Mi hijo de 3 años lloró y me rogó que no lo llevara a la guardería. Me quedé sin aliento cuando irrumpí en la instalación.

Ella tomó la cuchara de Johnny y la empujó hacia su boca, presionándola con fuerza contra sus labios.

Él giró la cabeza y lloró en silencio, las lágrimas caían libremente, ¡pero ella no se detuvo!

“No te irás hasta que ese plato esté vacío”, le regañó.

Eso fue todo. ¡Abrí la puerta con tanta fuerza que se estrelló contra la pared! Un par de empleados se sobresaltaron.

—¡Señora! No puede estar aquí…

“¡No me importa!” Caminé por la habitación, con el corazón acelerado y los puños apretados.

Sólo con fines ilustrativos

Cuando Johnny me vio, se quedó sin aliento. Su pequeño cuerpo se estremeció de alivio cuando lo atraí a mis brazos.

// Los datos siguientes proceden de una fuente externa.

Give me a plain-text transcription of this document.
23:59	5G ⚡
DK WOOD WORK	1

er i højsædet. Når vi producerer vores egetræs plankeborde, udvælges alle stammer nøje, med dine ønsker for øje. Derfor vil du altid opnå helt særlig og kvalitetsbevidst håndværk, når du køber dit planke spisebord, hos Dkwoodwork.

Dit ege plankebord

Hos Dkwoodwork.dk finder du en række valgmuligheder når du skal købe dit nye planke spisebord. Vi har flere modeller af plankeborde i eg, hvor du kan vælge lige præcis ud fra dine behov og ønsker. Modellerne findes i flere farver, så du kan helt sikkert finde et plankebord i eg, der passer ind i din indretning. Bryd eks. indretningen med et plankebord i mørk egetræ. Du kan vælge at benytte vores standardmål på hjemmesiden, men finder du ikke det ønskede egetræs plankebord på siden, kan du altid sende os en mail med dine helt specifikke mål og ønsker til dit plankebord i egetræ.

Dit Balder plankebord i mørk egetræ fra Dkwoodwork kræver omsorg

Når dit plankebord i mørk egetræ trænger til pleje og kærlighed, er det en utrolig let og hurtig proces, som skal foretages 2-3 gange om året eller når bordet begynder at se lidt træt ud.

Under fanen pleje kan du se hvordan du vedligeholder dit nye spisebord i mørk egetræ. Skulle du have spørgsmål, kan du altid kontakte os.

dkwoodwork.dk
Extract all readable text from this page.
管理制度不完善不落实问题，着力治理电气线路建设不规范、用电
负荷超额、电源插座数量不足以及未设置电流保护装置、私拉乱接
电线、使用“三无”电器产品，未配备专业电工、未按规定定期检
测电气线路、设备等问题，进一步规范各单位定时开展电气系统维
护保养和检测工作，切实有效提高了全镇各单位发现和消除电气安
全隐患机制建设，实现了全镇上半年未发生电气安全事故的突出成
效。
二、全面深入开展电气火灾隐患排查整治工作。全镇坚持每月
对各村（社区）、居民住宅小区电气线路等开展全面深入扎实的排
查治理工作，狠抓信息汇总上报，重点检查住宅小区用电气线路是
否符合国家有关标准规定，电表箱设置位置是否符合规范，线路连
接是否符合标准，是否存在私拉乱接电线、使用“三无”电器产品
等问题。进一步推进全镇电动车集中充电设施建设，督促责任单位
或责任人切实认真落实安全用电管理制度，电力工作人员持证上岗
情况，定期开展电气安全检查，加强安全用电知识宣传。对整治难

“Si alguna vez vuelves a obligar a mi hijo a comer, denunciaré esto ante el estado”, dije, volviéndome hacia la mujer.

Parecía atónita. “Es nuestra política: los niños deben comer lo que se les sirve”.

—¿Política? —repetí, alzando la voz—. Alimentar a la fuerza a los niños hasta que lloran no es una política. ¡Es abuso!

Ella abrió la boca como si quisiera decir más, pero no le di la oportunidad.

Estaba furiosa porque siempre he creído que los niños saben cuándo están llenos. Así que ver a alguien ignorarlo, dándole de comer hasta que lloró, fue la gota que colmó el vaso.

Me volví hacia el personal de la guardería, atónito. “¿Quién es? ¿Dónde está su placa?”

Nadie respondió.

Tomé a Johnny y salí.

Esa noche, después del baño y los cuentos para dormir, me senté en el borde de su cama.

—Cariño —dije suavemente—, ¿por qué no quieres comer en la guardería?

Se acurrucó bajo las sábanas y susurró: «La señora dice que soy malo si no termino. Les dice a los niños que estoy desperdiciando comida. Todos se ríen».

Al final se le quebró la voz.

¡Me sentí como si me hubieran dado un puñetazo! No le tenía miedo a la comida. ¡Tenía miedo de ser humillado! Esa mujer había convertido sus comidas en un castigo.

El lunes por la mañana, llamé al trabajo y les dije que necesitaba teletrabajar, sobre todo porque mi hijo estaba en casa conmigo. Luego llamé a la directora de la guardería, Brenda.

“No obligamos a los niños a comer”, dijo rápidamente, sonando sorprendida cuando le expliqué lo que había visto.

—Le cogió la cuchara y se la metió en la cara —dije—. Estaba llorando.

“Eso no parece propio de ninguno de mis empleados”, respondió Brenda, repentinamente en silencio.

Describí a la mujer: moño gris, blusa floreada, gafas con cadena.

Hubo una larga pausa.

—Podría ser… la señorita Claire —dijo con cuidado—. No es miembro oficial del personal. Es voluntaria.

Apreté el teléfono con más fuerza. “¿Un voluntario? ¿Tienen voluntarios que atiendan a niños sin supervisión?”

—Es mi tía —admitió Brenda—. Está jubilada y a veces ayuda.

“¿Le hicieron una verificación de antecedentes?”, pregunté. “¿Tiene formación en cuidado infantil? Porque estaba disciplinando a mi hijo”.

—Siempre se ha portado bien con los niños —murmuró Brenda a la defensiva—. Es que tiene un estilo anticuado…

La interrumpí. «No. Basta de excusas. ¡No debería estar sola con niños! Quiero ver su política sobre voluntarios. Y quiero una confirmación por escrito de que no volverá a estar cerca de mi hijo».

Brenda no contestó. Podía oír su respiración a través del teléfono.

Sólo con fines ilustrativos

Esa noche no pude dormir. No dejaba de ver el rostro de Johnny —con el miedo encogido, los ojos llenos de lágrimas— y oía esa vocecita: «No hay almuerzo».

No pude dejarlo pasar. Al día siguiente, presenté una denuncia ante la junta estatal de licencias.